There's a small dirt field adjacent to the parking lot where I see a tiny dilapidated shack that looks like it might disintegrate at the next brush of wind. But it's the only cover in sight. I amble over, lay out my sleeping pad and air mattress, and settle down for the night. Dodge Rams and Ford F-150's rip out of the parking lot for the next hour as the party at the Mexican restaurant settles down too. I squish my foam ear plugs into my head to help keep the peace between me and so many revved up V-8 HEMI and Eco-Boost engines. I'm thankful that my little shack still stands where it does, shading my eyes from the bright halogen beams cast into the night by these trucks.
Named after the founder of the Boy Scouts, Sir Robert Baden-Powell, this mountain boasts the highest point along the Southern California section of the PCT, and on a smog-free day offers views out to the Pacific Ocean, Mt. Whitney, San Jacinto, and Mojave Desert. It's truly stunning. Due to its association with the Scouts, it is something of a pilgrimage for troops around the nation in addition to being a popular day hike for the city slickers below.
The scouts have built small markers at random intervals up the climb which show distance to the hundreth of a mile and elevation to the foot. It's a fun opportunity to test your internal odometer and altimeter. You may fined these instruments to be well-calibrated now that you have a few hundred miles of hiking on those feet. Of course, the phone GPS is incredibly precise now too, so perhaps this is nothign new to you.
Above 9,000 feet in Southern California, you will find yourself in the Hudsonian zone. This is the ecological equivalent of being at sea level in Northern Canada. One of the conifer residents up here is the wind-twisted Limber Pine, which has rubbery twigs you can bend into knots like a cherry stem. Some of these pines are believed to be over 2000 years old. Whether you are suffering from the heat or the wind on this particular day, just imagine yourself a limber pine and try to adapt. Be flexible with the weather delivered.
If rocks can be cool and old, Vasquez Rocks are the Steve McQueen of geology. Rising out of the dust-covered hills between Acton and Agua Dulce, these rocks make for a lovely introduction to the natural power of erosion and quake. They were likely formed roughly 25 million years ago and uplifted from the ground with activity from the San Andreas fault, where the Pacific and North American tectonic plates meet. You've seen evidence of this fault before passing through Cabazon Pass at I-10.
Vazquez Rocks lie along The Elkhorn Fault, which is actually an offshoot of San Andreas.

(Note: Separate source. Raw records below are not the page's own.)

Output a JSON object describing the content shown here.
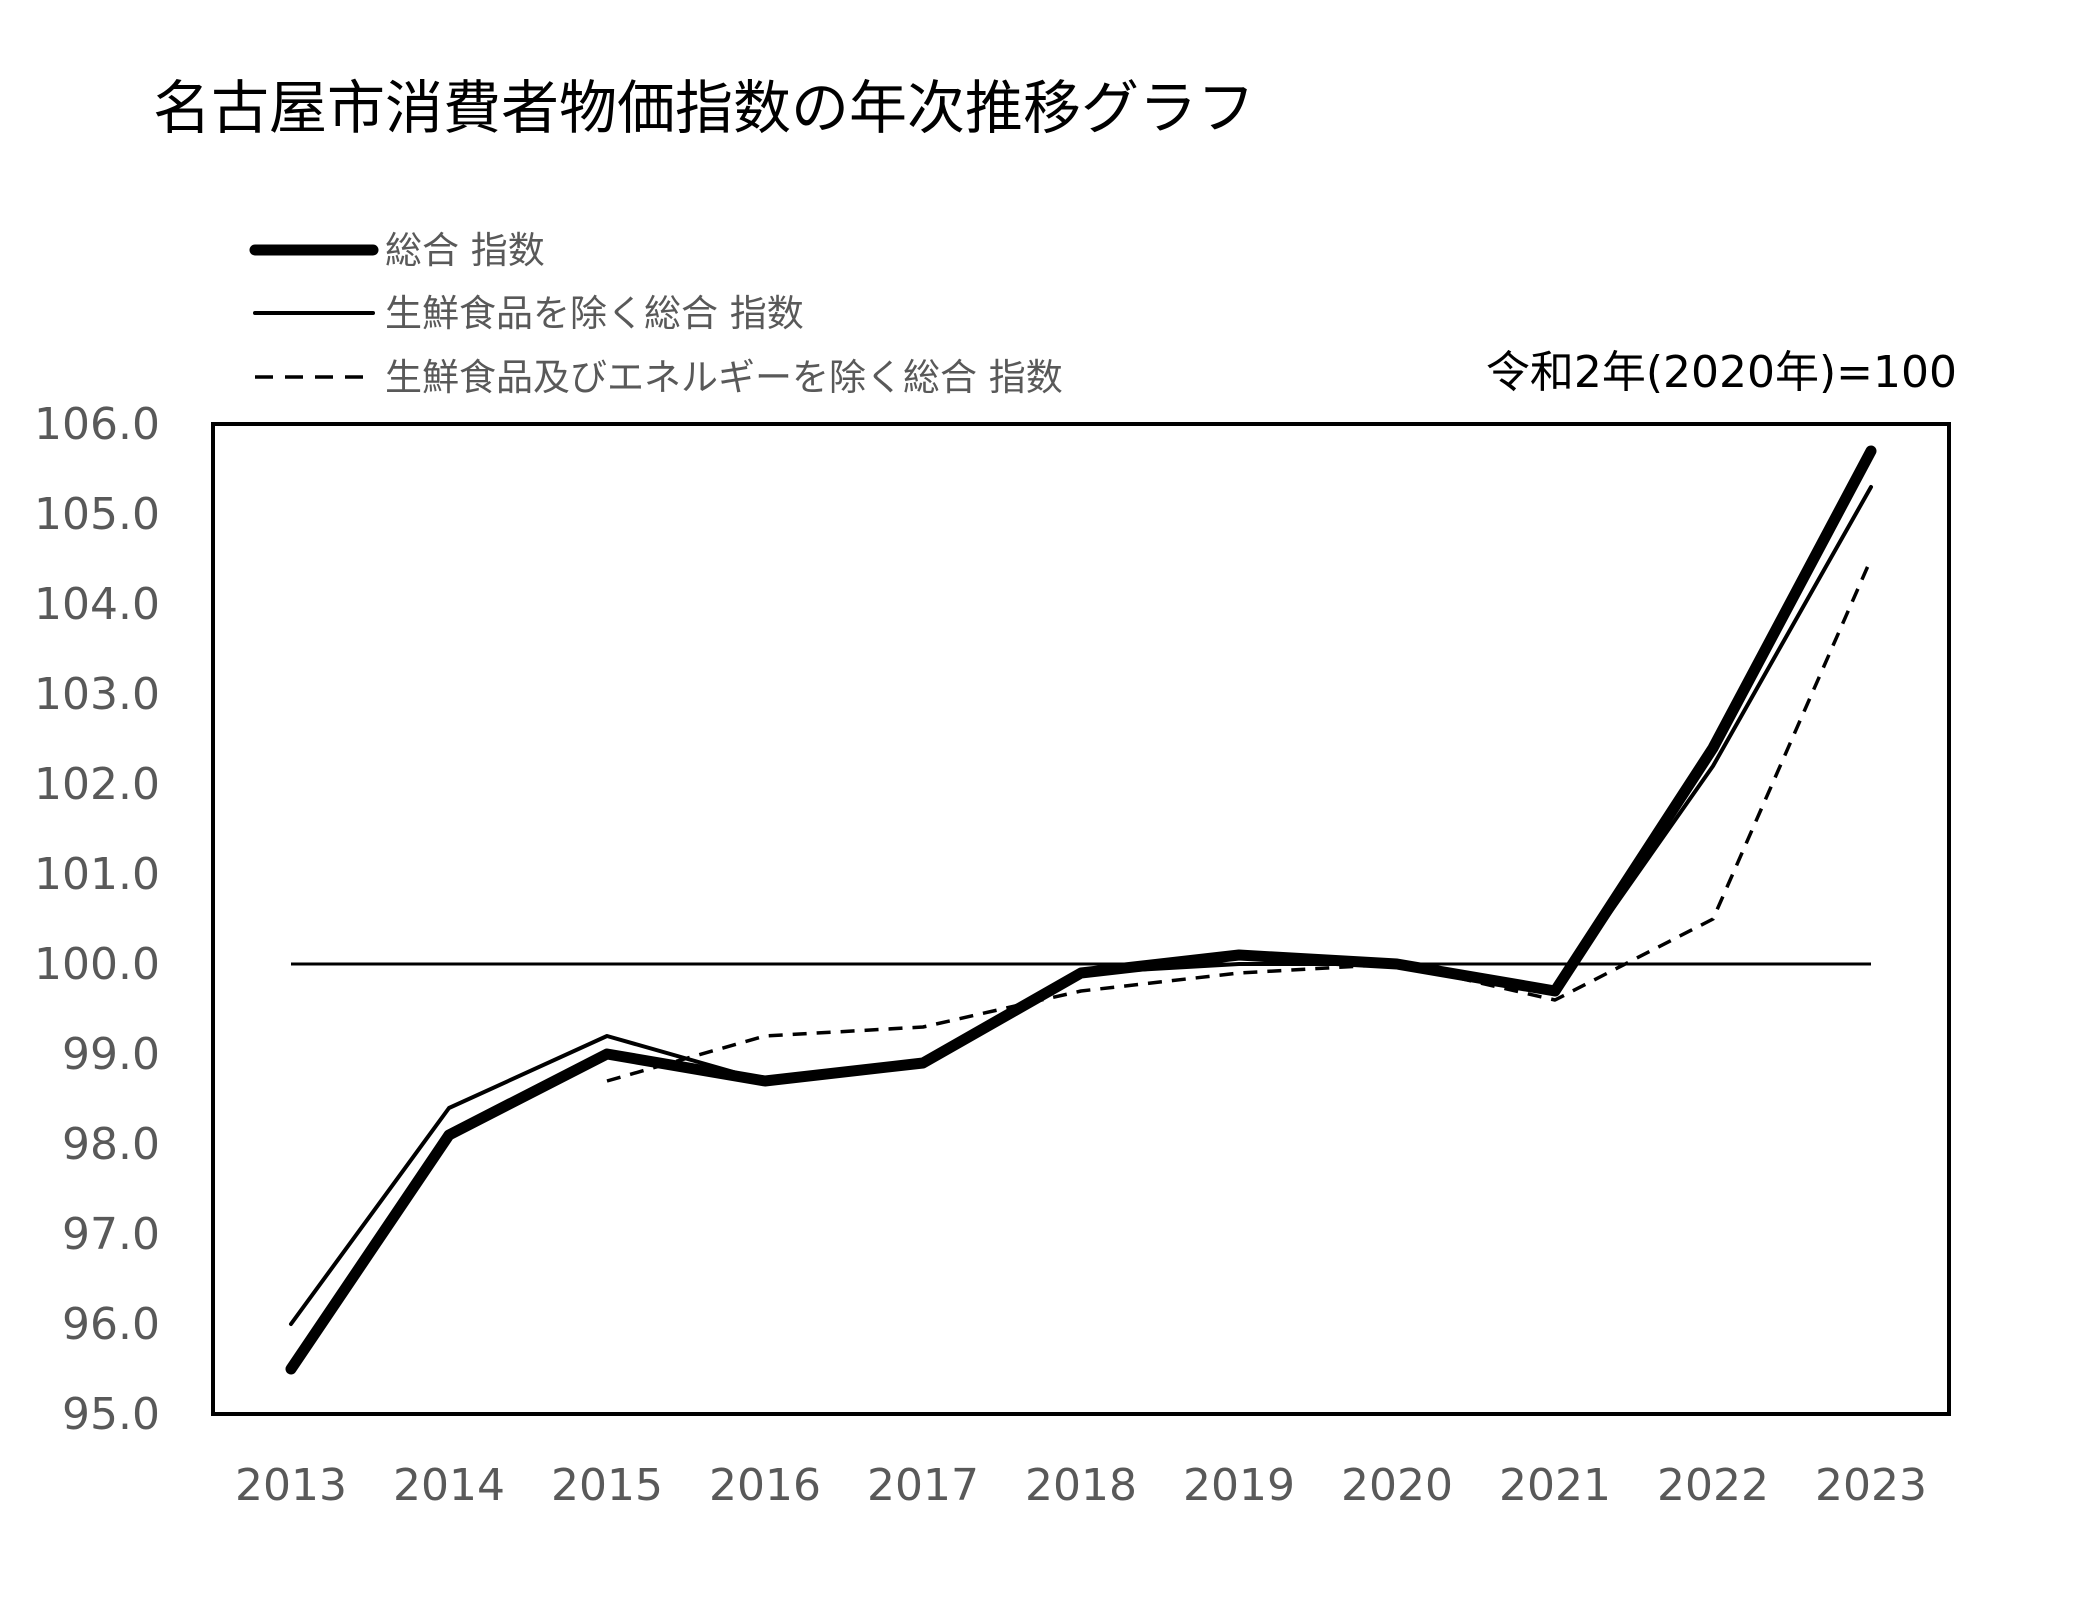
{
  "chart_data": {
    "type": "line",
    "title": "名古屋市消費者物価指数の年次推移グラフ",
    "base_note": "令和2年(2020年)=100",
    "x": [
      "2013",
      "2014",
      "2015",
      "2016",
      "2017",
      "2018",
      "2019",
      "2020",
      "2021",
      "2022",
      "2023"
    ],
    "ylim": [
      95.0,
      106.0
    ],
    "yticks": [
      "95.0",
      "96.0",
      "97.0",
      "98.0",
      "99.0",
      "100.0",
      "101.0",
      "102.0",
      "103.0",
      "104.0",
      "105.0",
      "106.0"
    ],
    "reference_line": 100.0,
    "grid": false,
    "legend_position": "top-left",
    "series": [
      {
        "name": "総合 指数",
        "style": "thick-solid",
        "color": "#000000",
        "values": [
          95.5,
          98.1,
          99.0,
          98.7,
          98.9,
          99.9,
          100.1,
          100.0,
          99.7,
          102.4,
          105.7
        ]
      },
      {
        "name": "生鮮食品を除く総合 指数",
        "style": "thin-solid",
        "color": "#000000",
        "values": [
          96.0,
          98.4,
          99.2,
          98.7,
          98.9,
          99.9,
          100.0,
          100.0,
          99.7,
          102.2,
          105.3
        ]
      },
      {
        "name": "生鮮食品及びエネルギーを除く総合 指数",
        "style": "dashed",
        "color": "#000000",
        "values": [
          null,
          null,
          98.7,
          99.2,
          99.3,
          99.7,
          99.9,
          100.0,
          99.6,
          100.5,
          104.5
        ]
      }
    ]
  }
}
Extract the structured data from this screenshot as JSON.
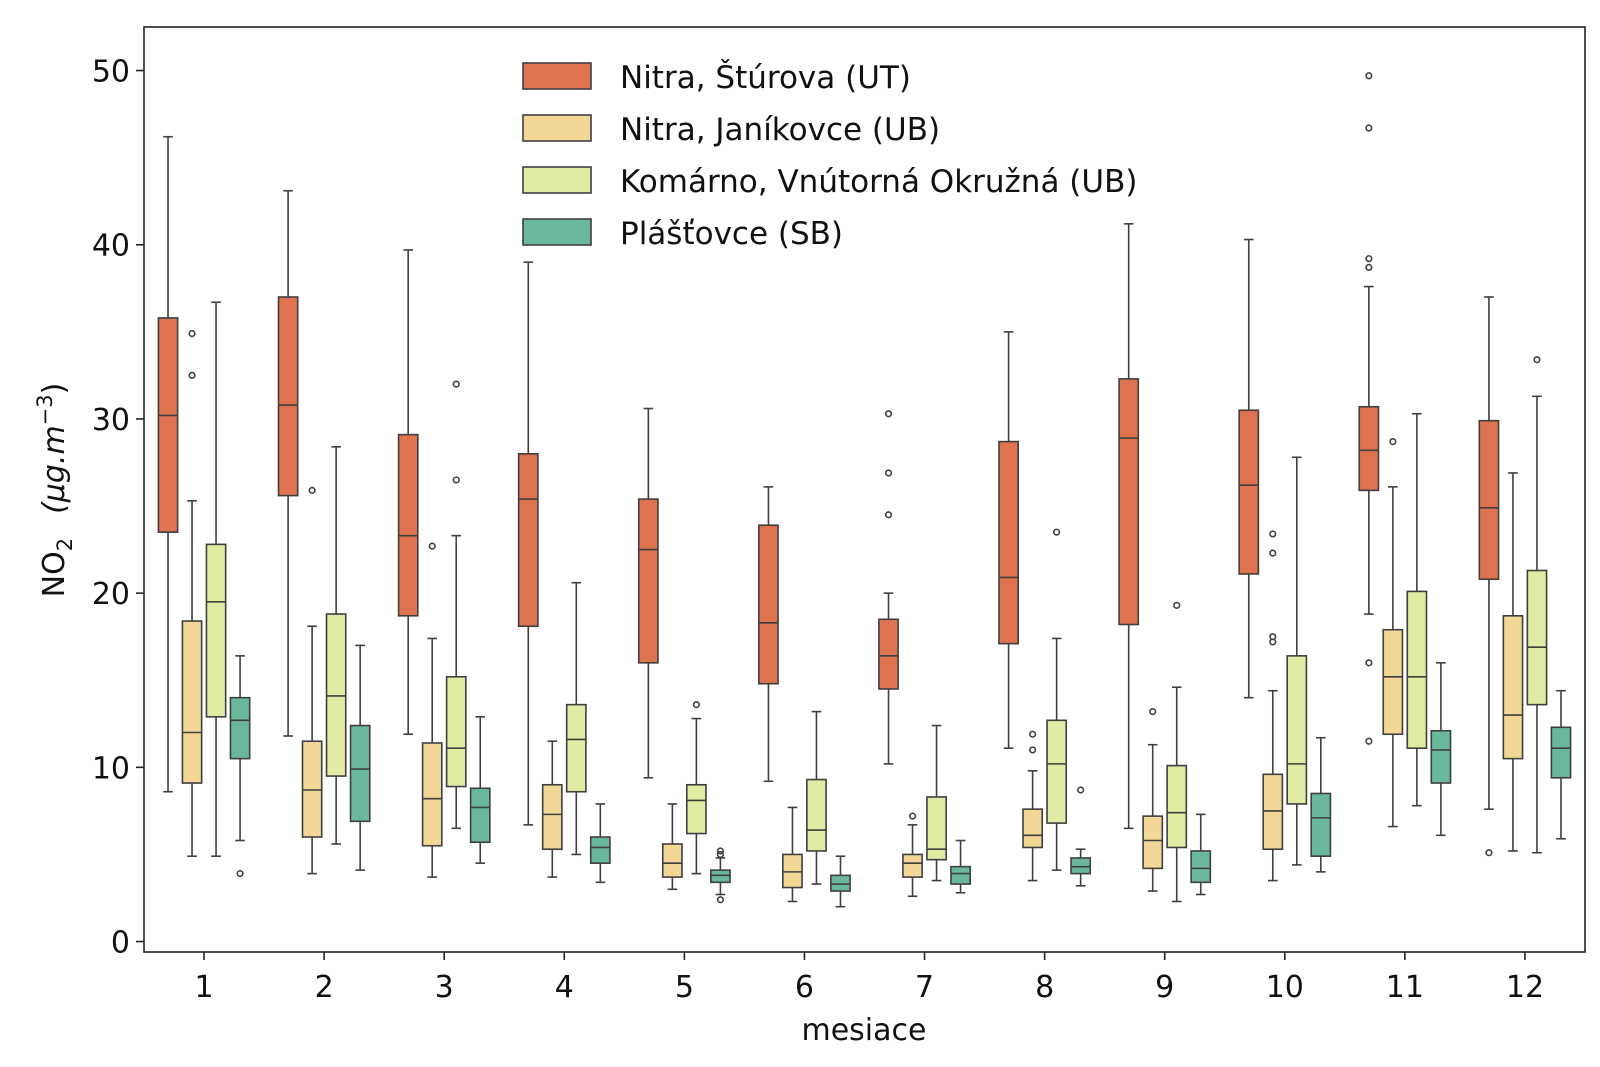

In classrooms, faults are typically taught with straight line drawings, but it's not quite like that. Over time, erosion can cause the distinction between plates to blend, and plant cover helps to soften the hard lines you may be looking for. The faults may be easier to identify by discrete geological features like Vazquez Rocks. The San Andres has a lot of offshoots in addition to Elkhorn. Just nearby this area are also Pelona, Vasquez Canyon, Soledad, and San Gabriel Faults. Maybe best to think of it like a branching lightning bolt, or shattered glass, rather than a single fracture line.